McCourt told the committee the portfolio held in custody at US Bank had a book value of roughly $138,800,000 and a laddered maturity structure with a weighted average maturity near 2.6 years. “We have roughly a $138,800,000 in in book value,” McCourt said while summarizing the portfolio’s structure and custody arrangements.
Why it matters: the committee’s strategy aims to balance near-term liquidity with longer maturities to protect income if market interest rates decline. McCourt said the county’s policy limits investments to a maximum five-year maturity, so the strategy mixes locked multi-year securities with a liquid reserve such as STAR Ohio to meet operating cash needs.
McCourt explained accounting details that affected the quarter’s reported figures: when the manager buys bonds between coupon dates, the transaction includes purchased accrued interest that appears as a negative cash-basis interest entry at settlement but is recouped when the bond’s next coupon is paid. “If you buy a bond in between those coupon periods, essentially, you owe the seller from the last period to the date that you bought the bond,” McCourt said, noting that cash-basis reporting shows that as negative interest at settlement.

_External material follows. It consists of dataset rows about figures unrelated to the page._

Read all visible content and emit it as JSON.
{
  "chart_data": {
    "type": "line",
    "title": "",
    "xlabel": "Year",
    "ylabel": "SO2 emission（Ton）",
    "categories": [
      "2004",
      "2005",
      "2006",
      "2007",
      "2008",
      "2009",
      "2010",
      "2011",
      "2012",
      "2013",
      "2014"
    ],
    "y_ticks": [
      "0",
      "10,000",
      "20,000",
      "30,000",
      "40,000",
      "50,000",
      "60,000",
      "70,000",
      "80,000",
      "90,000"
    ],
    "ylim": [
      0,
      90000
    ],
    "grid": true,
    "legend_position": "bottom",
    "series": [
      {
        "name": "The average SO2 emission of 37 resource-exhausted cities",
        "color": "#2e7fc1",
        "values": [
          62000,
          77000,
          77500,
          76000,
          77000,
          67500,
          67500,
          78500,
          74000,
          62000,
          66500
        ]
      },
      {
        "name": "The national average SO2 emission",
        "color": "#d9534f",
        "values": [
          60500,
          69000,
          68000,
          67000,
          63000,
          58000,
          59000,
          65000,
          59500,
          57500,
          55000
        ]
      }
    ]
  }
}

On performance, the treasurer said December receipts were unusually strong, including $108,755.39 received from Farmers, and that the county exceeded the budgeted annual interest target of $4.5 million, reaching about $4.95 million. McCourt presented baseline income projections derived from current securities of roughly $4.2 million for 2026, about $3.6 million for 2027 and over $3.0 million for 2028; those figures do not include future reinvestments or an approximately $100,000-per-month contribution from Farmers that staff noted separately.
Committee members asked how investment income is allocated among county funds. McCourt and staff said investment income is credited pro rata to the participating funds in the pooled portfolio and that the county auditor posts distributions. Committee members requested further clarification from auditor staff about the mechanics and the county’s “900” investment fund accounting.
The committee voted to accept the investment report. The roll call recorded Commissioner Tony Bernard, Randy Lawton and Treasurer Augustino Ragazino voting yes; other commissioners were recorded as absent. The manager said staff will continue monthly reporting and provide further detail on fund allocation on request.
What’s next: staff agreed to reprint the updated meeting and policy dates with the corrected schedule for signatures and to follow up with auditor staff to explain how income is apportioned to the general fund and other participating funds.